In this phase, the wine is smelled by bringing the glass close to the nose to appreciate the primary odors, typical of the grape variety. Afterward, the glass is shaken and sniffed again to inhale the secondary ones, which result after fermentation.
Finally, a third agitation is carried out to be able to distinguish the tertiary aromas, the bouquet, and those that develop during the aging of the wine.
Finally, we tasted the wine 101 with a small sip. The attack is this first impression that we receive when tasting the wine, which we must move from one side of the tongue to the other if we want to appreciate the four basic flavors. If a wine achieves a perfect balance between the four, we can say that it is around wine.

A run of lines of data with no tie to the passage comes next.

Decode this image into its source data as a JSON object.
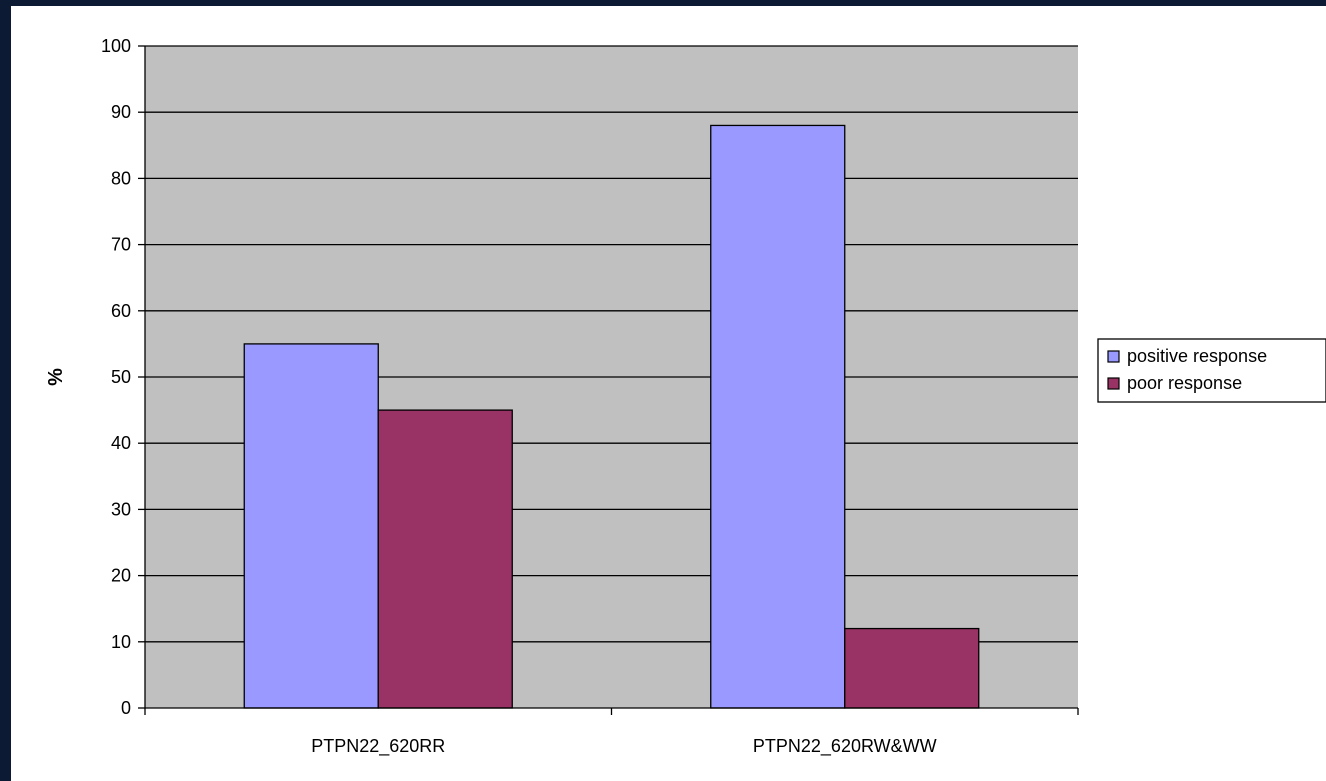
{
  "chart_data": {
    "type": "bar",
    "title": "",
    "xlabel": "",
    "ylabel": "%",
    "ylim": [
      0,
      100
    ],
    "yticks": [
      0,
      10,
      20,
      30,
      40,
      50,
      60,
      70,
      80,
      90,
      100
    ],
    "grid": true,
    "legend_position": "right",
    "categories": [
      "PTPN22_620RR",
      "PTPN22_620RW&WW"
    ],
    "series": [
      {
        "name": "positive response",
        "values": [
          55,
          88
        ],
        "color": "#9999ff"
      },
      {
        "name": "poor response",
        "values": [
          45,
          12
        ],
        "color": "#993366"
      }
    ],
    "plot_background": "#c0c0c0"
  }
}
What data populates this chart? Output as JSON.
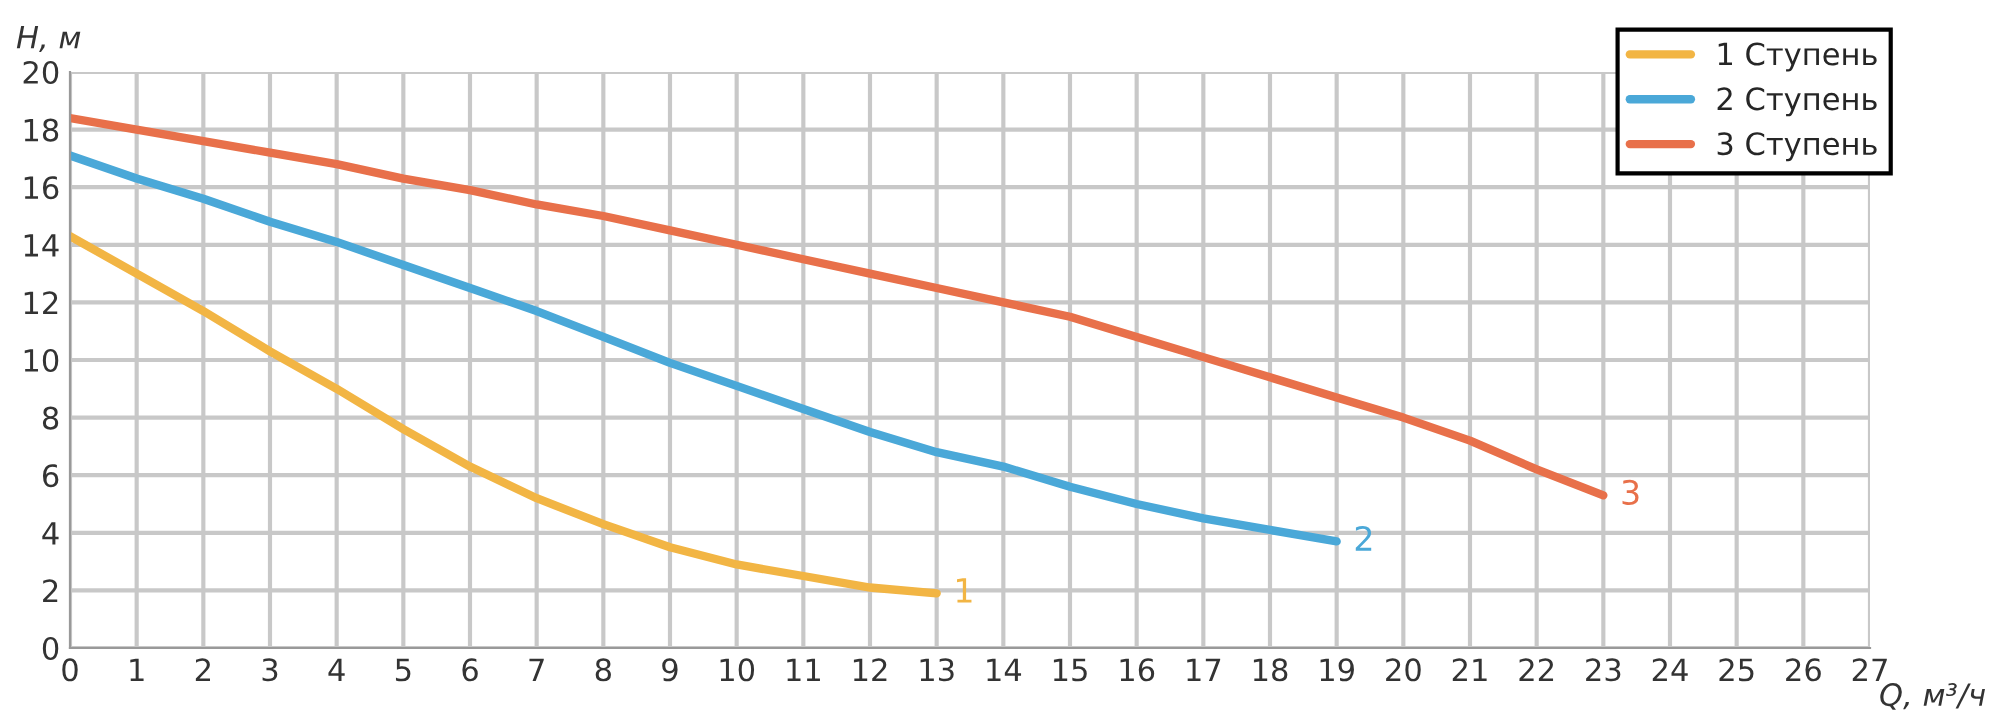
{
  "chart_data": {
    "type": "line",
    "xlabel": "Q, м³/ч",
    "ylabel": "H, м",
    "xlim": [
      0,
      27
    ],
    "xticks": [
      0,
      1,
      2,
      3,
      4,
      5,
      6,
      7,
      8,
      9,
      10,
      11,
      12,
      13,
      14,
      15,
      16,
      17,
      18,
      19,
      20,
      21,
      22,
      23,
      24,
      25,
      26,
      27
    ],
    "ylim": [
      0,
      20
    ],
    "yticks": [
      0,
      2,
      4,
      6,
      8,
      10,
      12,
      14,
      16,
      18,
      20
    ],
    "grid": true,
    "legend": "top right",
    "line_style": "solid",
    "marker": "none",
    "series": [
      {
        "name": "1 Ступень",
        "color": "#f2b544",
        "x": [
          0,
          1,
          2,
          3,
          4,
          5,
          6,
          7,
          8,
          9,
          10,
          11,
          12,
          13
        ],
        "values": [
          14.3,
          13.0,
          11.7,
          10.3,
          9.0,
          7.6,
          6.3,
          5.2,
          4.3,
          3.5,
          2.9,
          2.5,
          2.1,
          1.9
        ]
      },
      {
        "name": "2 Ступень",
        "color": "#4aa8d8",
        "x": [
          0,
          1,
          2,
          3,
          4,
          5,
          6,
          7,
          8,
          9,
          10,
          11,
          12,
          13,
          14,
          15,
          16,
          17,
          18,
          19
        ],
        "values": [
          17.1,
          16.3,
          15.6,
          14.8,
          14.1,
          13.3,
          12.5,
          11.7,
          10.8,
          9.9,
          9.1,
          8.3,
          7.5,
          6.8,
          6.3,
          5.6,
          5.0,
          4.5,
          4.1,
          3.7
        ]
      },
      {
        "name": "3 Ступень",
        "color": "#e8704a",
        "x": [
          0,
          1,
          2,
          3,
          4,
          5,
          6,
          7,
          8,
          9,
          10,
          11,
          12,
          13,
          14,
          15,
          16,
          17,
          18,
          19,
          20,
          21,
          22,
          23
        ],
        "values": [
          18.4,
          18.0,
          17.6,
          17.2,
          16.8,
          16.3,
          15.9,
          15.4,
          15.0,
          14.5,
          14.0,
          13.5,
          13.0,
          12.5,
          12.0,
          11.5,
          10.8,
          10.1,
          9.4,
          8.7,
          8.0,
          7.2,
          6.2,
          5.3
        ]
      }
    ],
    "annotations": [
      {
        "text": "1",
        "x": 13,
        "y": 1.9
      },
      {
        "text": "2",
        "x": 19,
        "y": 3.7
      },
      {
        "text": "3",
        "x": 23,
        "y": 5.3
      }
    ]
  }
}
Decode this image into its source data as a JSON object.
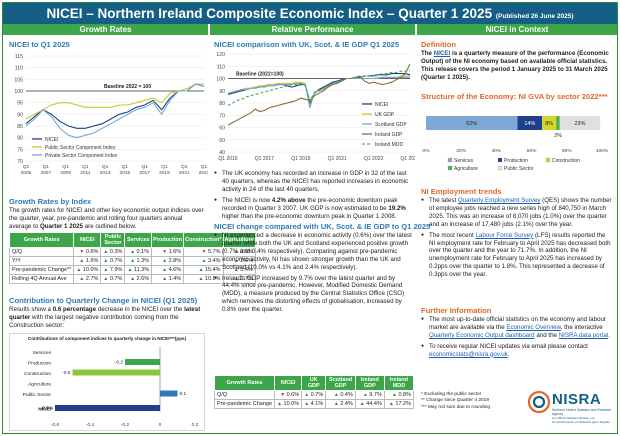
{
  "header": {
    "title": "NICEI – Northern Ireland Composite Economic Index – Quarter 1 2025",
    "published": "(Published 26 June 2025)",
    "sub_growth": "Growth Rates",
    "sub_relative": "Relative Performance",
    "sub_context": "NICEI in Context"
  },
  "left": {
    "chart_title": "NICEI to Q1 2025",
    "growth_title": "Growth Rates by Index",
    "growth_text": "The growth rates for NICEI and other key economic output indices over the quarter, year, pre-pandemic and rolling four quarters annual average to ",
    "growth_text_bold": "Quarter 1 2025",
    "growth_text_end": " are outlined below.",
    "table": {
      "headers": [
        "Growth Rates",
        "NICEI",
        "Public Sector",
        "Services",
        "Production",
        "Construction*",
        "Agriculture"
      ],
      "rows": [
        {
          "label": "Q/Q",
          "cells": [
            {
              "v": "0.6%",
              "d": "dn"
            },
            {
              "v": "0.3%",
              "d": "up"
            },
            {
              "v": "0.1%",
              "d": "up"
            },
            {
              "v": "1.6%",
              "d": "dn"
            },
            {
              "v": "5.7%",
              "d": "dn"
            },
            {
              "v": "0.6%",
              "d": "up"
            }
          ]
        },
        {
          "label": "Y/Y",
          "cells": [
            {
              "v": "1.6%",
              "d": "up"
            },
            {
              "v": "0.7%",
              "d": "up"
            },
            {
              "v": "1.3%",
              "d": "up"
            },
            {
              "v": "2.8%",
              "d": "up"
            },
            {
              "v": "3.4%",
              "d": "up"
            },
            {
              "v": "2.6%",
              "d": "up"
            }
          ]
        },
        {
          "label": "Pre-pandemic Change**",
          "cells": [
            {
              "v": "10.0%",
              "d": "up"
            },
            {
              "v": "7.9%",
              "d": "up"
            },
            {
              "v": "11.3%",
              "d": "up"
            },
            {
              "v": "4.6%",
              "d": "up"
            },
            {
              "v": "15.4%",
              "d": "up"
            },
            {
              "v": "5.4%",
              "d": "up"
            }
          ]
        },
        {
          "label": "Rolling 4Q Annual Ave",
          "cells": [
            {
              "v": "2.7%",
              "d": "up"
            },
            {
              "v": "0.7%",
              "d": "up"
            },
            {
              "v": "2.6%",
              "d": "up"
            },
            {
              "v": "1.4%",
              "d": "up"
            },
            {
              "v": "10.8%",
              "d": "up"
            },
            {
              "v": "2.7%",
              "d": "up"
            }
          ]
        }
      ]
    },
    "contrib_title": "Contribution to Quarterly Change in NICEI (Q1 2025)",
    "contrib_text_a": "Results show a ",
    "contrib_text_b": "0.6 percentage",
    "contrib_text_c": " decrease in the NICEI over the ",
    "contrib_text_d": "latest quarter",
    "contrib_text_e": " with the largest negative contribution coming from the Construction sector:"
  },
  "chart_data": [
    {
      "type": "line",
      "title": "NICEI to Q1 2025",
      "x_ticks": [
        "Q1 2005",
        "Q1 2007",
        "Q1 2009",
        "Q1 2011",
        "Q1 2013",
        "Q1 2015",
        "Q1 2017",
        "Q1 2019",
        "Q1 2021",
        "Q1 2023"
      ],
      "ylim": [
        70,
        115
      ],
      "y_ticks": [
        70,
        75,
        80,
        85,
        90,
        95,
        100,
        105,
        110,
        115
      ],
      "baseline_label": "Baseline 2022 = 100",
      "series": [
        {
          "name": "NICEI",
          "color": "#1f3f8a",
          "dash": "",
          "values": [
            86,
            89,
            92,
            90,
            87,
            85,
            84,
            84,
            85,
            86,
            88,
            90,
            91,
            93,
            94,
            96,
            92,
            97,
            100,
            100,
            103,
            102
          ]
        },
        {
          "name": "Public Sector Component Index",
          "color": "#c9c92a",
          "dash": "",
          "values": [
            88,
            90,
            92,
            94,
            95,
            95,
            94,
            93,
            93,
            93,
            93,
            94,
            94,
            95,
            96,
            97,
            95,
            99,
            100,
            101,
            103,
            103
          ]
        },
        {
          "name": "Private Sector Component Index",
          "color": "#6fa8dc",
          "dash": "",
          "values": [
            85,
            88,
            92,
            89,
            84,
            81,
            80,
            81,
            82,
            84,
            86,
            88,
            90,
            92,
            93,
            95,
            90,
            96,
            100,
            100,
            103,
            102
          ]
        }
      ],
      "legend": [
        "NICEI",
        "Public Sector Component Index",
        "Private Sector Component Index"
      ]
    },
    {
      "type": "line",
      "title": "NICEI comparison with UK, Scot. & IE GDP Q1 2025",
      "x_ticks": [
        "Q1 2015",
        "Q1 2017",
        "Q1 2019",
        "Q1 2021",
        "Q1 2023",
        "Q1 2025"
      ],
      "ylim": [
        40,
        120
      ],
      "y_ticks": [
        40,
        50,
        60,
        70,
        80,
        90,
        100,
        110,
        120
      ],
      "baseline_label": "Baseline (2022=100)",
      "series": [
        {
          "name": "NICEI",
          "color": "#1f3f8a",
          "dash": "",
          "values": [
            87,
            88,
            89,
            90,
            91,
            92,
            93,
            93,
            94,
            95,
            95,
            95,
            95,
            94,
            93,
            94,
            95,
            95,
            80,
            88,
            91,
            93,
            95,
            97,
            98,
            99,
            100,
            100,
            101,
            101,
            102,
            102,
            102,
            103,
            103,
            103,
            104,
            104,
            104,
            104,
            103
          ]
        },
        {
          "name": "UK GDP",
          "color": "#c9c92a",
          "dash": "",
          "values": [
            88,
            89,
            90,
            91,
            92,
            92,
            93,
            94,
            94,
            95,
            95,
            96,
            96,
            96,
            96,
            97,
            97,
            96,
            77,
            89,
            90,
            91,
            93,
            95,
            97,
            98,
            100,
            100,
            100,
            100,
            100,
            100,
            100,
            101,
            101,
            101,
            101,
            101,
            102,
            102,
            102
          ]
        },
        {
          "name": "Scotland GDP",
          "color": "#6fa8dc",
          "dash": "",
          "values": [
            88,
            89,
            90,
            91,
            91,
            92,
            92,
            93,
            93,
            94,
            94,
            95,
            95,
            95,
            95,
            96,
            96,
            95,
            76,
            89,
            90,
            92,
            94,
            96,
            97,
            98,
            100,
            100,
            100,
            100,
            100,
            100,
            100,
            100,
            101,
            101,
            101,
            101,
            101,
            101,
            101
          ]
        },
        {
          "name": "Ireland GDP",
          "color": "#8a6d3b",
          "dash": "",
          "values": [
            62,
            64,
            66,
            68,
            70,
            72,
            75,
            73,
            74,
            76,
            77,
            78,
            79,
            80,
            81,
            82,
            84,
            83,
            82,
            86,
            88,
            90,
            93,
            95,
            96,
            98,
            100,
            100,
            101,
            102,
            98,
            96,
            97,
            96,
            95,
            96,
            97,
            99,
            101,
            104,
            112
          ]
        },
        {
          "name": "Ireland MDD",
          "color": "#4caf50",
          "dash": "3,2",
          "values": [
            78,
            80,
            82,
            83,
            85,
            86,
            87,
            88,
            89,
            90,
            91,
            92,
            93,
            94,
            95,
            95,
            96,
            94,
            82,
            88,
            90,
            92,
            94,
            96,
            97,
            98,
            100,
            100,
            101,
            101,
            102,
            102,
            103,
            103,
            104,
            104,
            105,
            105,
            106,
            106,
            107
          ]
        }
      ]
    },
    {
      "type": "bar",
      "title": "Contributions of component indices to quarterly change in NICEI***(pps)",
      "categories": [
        "Services",
        "Production",
        "Construction",
        "Agriculture",
        "Public Sector",
        "NICEI"
      ],
      "values": [
        0.0,
        -0.2,
        -0.5,
        0.0,
        0.1,
        -0.6
      ],
      "data_labels": [
        "",
        "-0.2",
        "-0.5",
        "",
        "0.1",
        "-0.6%"
      ],
      "colors": [
        "#3da64a",
        "#3da64a",
        "#8cc43f",
        "#3da64a",
        "#2e7ab8",
        "#1f3f8a"
      ],
      "xlim": [
        -0.6,
        0.2
      ],
      "x_ticks": [
        -0.6,
        -0.4,
        -0.2,
        0,
        0.2
      ],
      "x_tick_labels": [
        "-0.6",
        "-0.4",
        "-0.2",
        "0",
        "0.2"
      ]
    },
    {
      "type": "bar",
      "title": "Structure of the Economy: NI GVA by sector 2022***",
      "categories": [
        "Services",
        "Production",
        "Construction",
        "Agriculture",
        "Public Sector"
      ],
      "values": [
        52,
        14,
        8,
        2,
        23
      ],
      "data_labels": [
        "52%",
        "14%",
        "8%",
        "2%",
        "23%"
      ],
      "colors": [
        "#7fa7d6",
        "#1f3f8a",
        "#d6d62a",
        "#4caf50",
        "#e0e0e0"
      ],
      "x_ticks": [
        "0%",
        "20%",
        "40%",
        "60%",
        "80%",
        "100%"
      ],
      "legend": [
        "Services",
        "Production",
        "Construction",
        "Agriculture",
        "Public Sector"
      ]
    }
  ],
  "middle": {
    "chart_title": "NICEI comparison with UK, Scot. & IE GDP Q1 2025",
    "bullet1": "The UK economy has recorded an increase in GDP in 32 of the last 40 quarters, whereas the NICEI has reported increases in economic activity in 24 of the last 40 quarters.",
    "bullet2_a": "The NICEI is now ",
    "bullet2_b": "4.2% above",
    "bullet2_c": " the pre-economic downturn peak recorded in Quarter 3 2007. UK GDP is now estimated to be ",
    "bullet2_d": "19.2%",
    "bullet2_e": " higher than the pre-economic downturn peak in Quarter 1 2008.",
    "change_title": "NICEI change compared with UK, Scot. & IE GDP to Q1 2025",
    "bullet3": "NI experienced a decrease in economic activity (0.6%) over the latest quarter while both the UK and Scotland experienced positive growth (0.7% and 0.4% respectively). Comparing against pre-pandemic economic activity, NI has shown stronger growth than the UK and Scotland (10.0% vs 4.1% and 2.4% respectively).",
    "bullet4": "Ireland's GDP increased by 9.7% over the latest quarter and by 44.4% since pre-pandemic. However, Modified Domestic Demand (MDD), a measure produced by the Central Statistics Office (CSO) which removes the distorting effects of globalisation, increased by 0.8% over the quarter.",
    "table": {
      "headers": [
        "Growth Rates",
        "NICEI",
        "UK GDP",
        "Scotland GDP",
        "Ireland GDP",
        "Ireland MDD"
      ],
      "rows": [
        {
          "label": "Q/Q",
          "cells": [
            {
              "v": "0.6%",
              "d": "dn"
            },
            {
              "v": "0.7%",
              "d": "up"
            },
            {
              "v": "0.4%",
              "d": "up"
            },
            {
              "v": "9.7%",
              "d": "up"
            },
            {
              "v": "0.8%",
              "d": "up"
            }
          ]
        },
        {
          "label": "Pre-pandemic Change",
          "cells": [
            {
              "v": "10.0%",
              "d": "up"
            },
            {
              "v": "4.1%",
              "d": "up"
            },
            {
              "v": "2.4%",
              "d": "up"
            },
            {
              "v": "44.4%",
              "d": "up"
            },
            {
              "v": "17.2%",
              "d": "up"
            }
          ]
        }
      ]
    }
  },
  "right": {
    "definition_title": "Definition",
    "def_a": "The ",
    "def_link": "NICEI",
    "def_b": " is a quarterly measure of the performance (Economic Output) of the NI economy based on available official statistics. This release covers the period 1 January 2025 to 31 March 2025 (Quarter 1 2025).",
    "structure_title": "Structure of the Economy: NI GVA by sector 2022***",
    "emp_title": "NI Employment trends",
    "emp1_a": "The latest ",
    "emp1_link": "Quarterly Employment Survey",
    "emp1_b": " (QES) shows the number of employee jobs reached a new series high of 840,750 in March 2025. This was an increase of 8,070 jobs (1.0%) over the quarter and an increase of 17,480 jobs (2.1%) over the year.",
    "emp2_a": "The most recent ",
    "emp2_link": "Labour Force Survey",
    "emp2_b": " (LFS) results reported the NI employment rate for February to April 2025 has decreased both over the quarter and the year to 71.7%. In addition, the NI unemployment rate for February to April 2025 has increased by 0.2pps over the quarter to 1.8%. This represented a decrease of 0.3pps over the year.",
    "info_title": "Further Information",
    "info1_a": "The most up-to-date official statistics on the economy and labour market are available via the ",
    "info1_link1": "Economic Overview",
    "info1_b": ", the interactive ",
    "info1_link2": "Quarterly Economic Output dashboard",
    "info1_c": " and the ",
    "info1_link3": "NISRA data portal",
    "info1_d": ".",
    "info2_a": "To receive regular NICEI updates via email please contact ",
    "info2_link": "economicstats@nisra.gov.uk",
    "info2_b": ".",
    "foot1": "* Excluding the public sector",
    "foot2": "** Change since Quarter 4 2019",
    "foot3": "*** May not sum due to rounding",
    "logo": "NISRA",
    "logo_sub": "Northern Ireland Statistics and Research Agency",
    "logo_sub2": "An Official Statistics Bureau | An Gníomhaireacht um Staitisticí agus Taighde"
  }
}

After this step, we proceed to determine the texture (smoothness, smoothness, astringency, roughness…), as well as the retronasal route, which refers to the sensation that the wine leaves us after a few minutes in the nose.
It is important to know that the wine should not be swallowed so that the alcohol does not pass into the blood and thus prevent the taster from getting drunk.
Lastly, it will indicate which finish the wine has left, both on a sensory level (pleasant finish, acid…) and referring to the duration (long if it lasts between nine and twelve seconds, short if it lasts less than two seconds).
Although here you will find, in broad strokes, the different steps that a tasting consists of, at Comenge we recommend that you come and have a tasting at the hands of our experts, within our wide range of wine tourism. A fun, different, and unique way to learn and enjoy the best Ribera del Duero wine.
How to taste wine: learn through the senses
It is true that the complete learning of tasting requires the mastery of some criteria that are used to judge wines, specific techniques of the profession, and associated vocabulary. Also training in the memory of the flavors and smells allows perceiving the notes that we describe in the different steps. But you always start somewhere and the best way to learn how to taste a wine is to be clear about the conditions in which it should be done and its three fundamental steps.